Guns and the Second Amendment

November 30, 2015

In almost 21 months at this site, I’ve only written two posts that focused on guns and the Second Amendment. One of them, Guns: Embarrassed and Ashamed!, was posted less than three months ago, and its title tells you everything you need to know about my not saying enough about the problem of guns in America.

The Colorado Springs Planned Parenthood shooting prompted this post. Three dead. Several others will survive. The alleged shooter’s motives are not clear, although some evidence suggests a relationship between his views on abortion and the situs.

President Obama said “enough is enough” after the shooting. He and many others have used the same words, too often, with no evident change in the offing. identifies 351 mass shootings in the United States, more than the total number in 2014. And, of course, mass shootings don’t represent most shootings in America. Gun Violence Archive reports the stats for 2014. More than 140 shootings per day. More than 30 deaths per day.

The Second Amendment reads: A well regulated militia, being necessary to the security of a free state, the right of the people to keep and bear arms, shall not be infringed. As interpreted by the U.S. Supreme Court in 2008 in D.C. v. HellerNo. 07-290, the Second Amendment provides for an individual right to be free from governmental regulation of weapons. Until the National Rifle Association and gun rights activists revved up their engines over the past few decades, the mainstream legal community did not believe the Second Amendment had anything to do with your or my right to possess weapons, free from governmental regulations. Conservative Supreme Court Chief Justice Warren Burger, after he retired, called the notion of an individual right to possess firearms, embodied in the Second Amendment, “a fraud on the American public.”

Alas, in Heller Justice Antonin Scalia found such a right, and got four more votes. The reasoning is tortured, the history is flawed, and there is lots of inconsistency associated with the concept. (No one, for example, challenges the right to regulate the possession of bazookas.) Nevertheless, five is a majority on the United States Supreme Court.

As it happens, and with a healthy respect for the notion that correlation does not imply causation, I looked at List of Countries by Firearm-related Death Rate. The numbers are, perforce, imprecise. Countries report over different periods of time, and reporting is likely better in some countries than others. That said, the U.S. reports 10.5 gunshot deaths per 100,000 people. That’s about one-fifth of the number who die in Honduras, Venezuela, and El Salvador, but it’s 5x the rate in Canada, 40x the rate in the UK, and about 160x the rate in Japan. Among OECD member nations—the OECD is a marker for developed economies—only the gun death rate in Mexico is higher than the U.S. rate, and it’s only marginally higher.

Now, each of Canada, the UK, and Japan, along with many other countries in the OECD, have strict gun control regimes. With respect for the  fact—and it is a fact—that correlation does not imply causation, correlation may reflect causation. (This is logic, readers. I took the class, 38 years ago.
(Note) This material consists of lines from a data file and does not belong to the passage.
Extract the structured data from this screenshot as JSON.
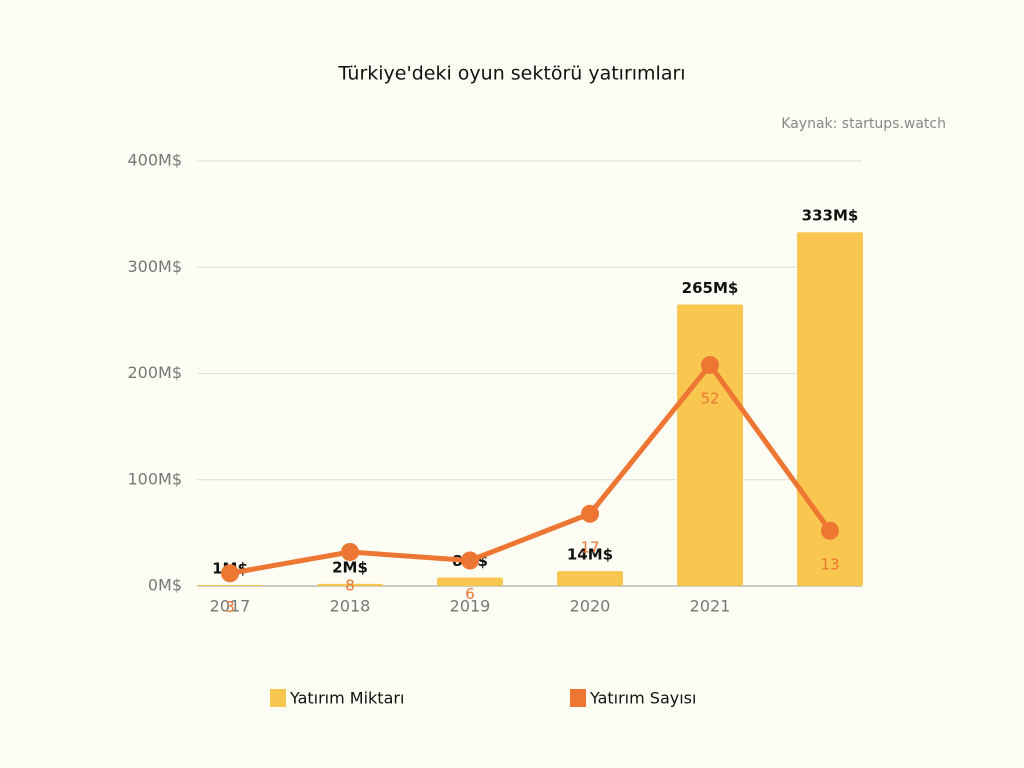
{
  "chart_data": {
    "type": "bar-line",
    "title": "Türkiye'deki oyun sektörü yatırımları",
    "source": "Kaynak: startups.watch",
    "categories": [
      "2017",
      "2018",
      "2019",
      "2020",
      "2021",
      null
    ],
    "series": [
      {
        "name": "Yatırım Miktarı",
        "type": "bar",
        "color": "#f9c750",
        "values": [
          1,
          2,
          8,
          14,
          265,
          333
        ],
        "value_labels": [
          "1M$",
          "2M$",
          "8M$",
          "14M$",
          "265M$",
          "333M$"
        ]
      },
      {
        "name": "Yatırım Sayısı",
        "type": "line",
        "axis": "y2",
        "color": "#ed7633",
        "values": [
          3,
          8,
          6,
          17,
          52,
          13
        ]
      }
    ],
    "ylim": [
      0,
      400
    ],
    "yticks": [
      {
        "value": 0,
        "label": "0M$"
      },
      {
        "value": 100,
        "label": "100M$"
      },
      {
        "value": 200,
        "label": "200M$"
      },
      {
        "value": 300,
        "label": "300M$"
      },
      {
        "value": 400,
        "label": "400M$"
      }
    ],
    "y2lim": [
      0,
      100
    ],
    "grid": true
  }
}
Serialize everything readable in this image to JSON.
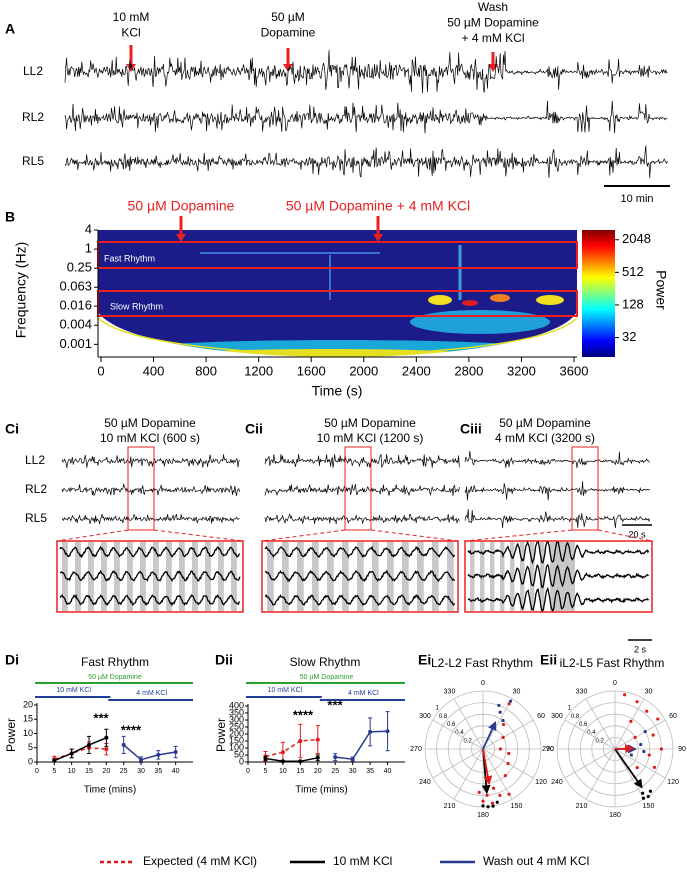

Got an A. And the gin hasn’t totally destroyed my memory or my cognitive functions.) Provide an explanation for the disparity, other than gun control, and I am all ears! Really!!!

I have a few closing thoughts on this disgraceful state of affairs. First, the gun rights movement tagline for decades has been “If guns are outlawed, only outlaws will have guns.” So I wonder:

When an angry husband with no criminal history kills his wife and children because she wants a divorce, what do we say?

When a driver, stressed out to all get out, grabs his pistol and fires at the driver whose driving almost killed him, what do we say?

When a four-year-old shoots a playdate playmate, because the gun was there, what do we say?

And what do we say about the criminals who used weapons stolen from law-abiding people whose guns are not locked up? (And how, exactly, will the arsenal protect its owners if it is locked up.)

Second, most people only focus on the horrific, mass shootings. They get reported. Cable junkies can “live the moments.” On the other hand, family violence situations don’t make the news, unless they happen in a small town, the participants are prominent, or there’s some other angle. And that’s where most of the killing occurs. People know one another, someone—not an outlaw, at least until he acts— gets angry, and lives are destroyed.

Finally, we really can’t blame the U.S. Supreme Court, or even our elected leaders, for this disgraceful state of affairs. Heller makes regulating guns harder, but an effective, nationwide regulatory scheme was never part of the mix. We live in a “you can’t make me” society which pays homage to the individual. And for so long as that’s who we are, we match up very well with our gun culture.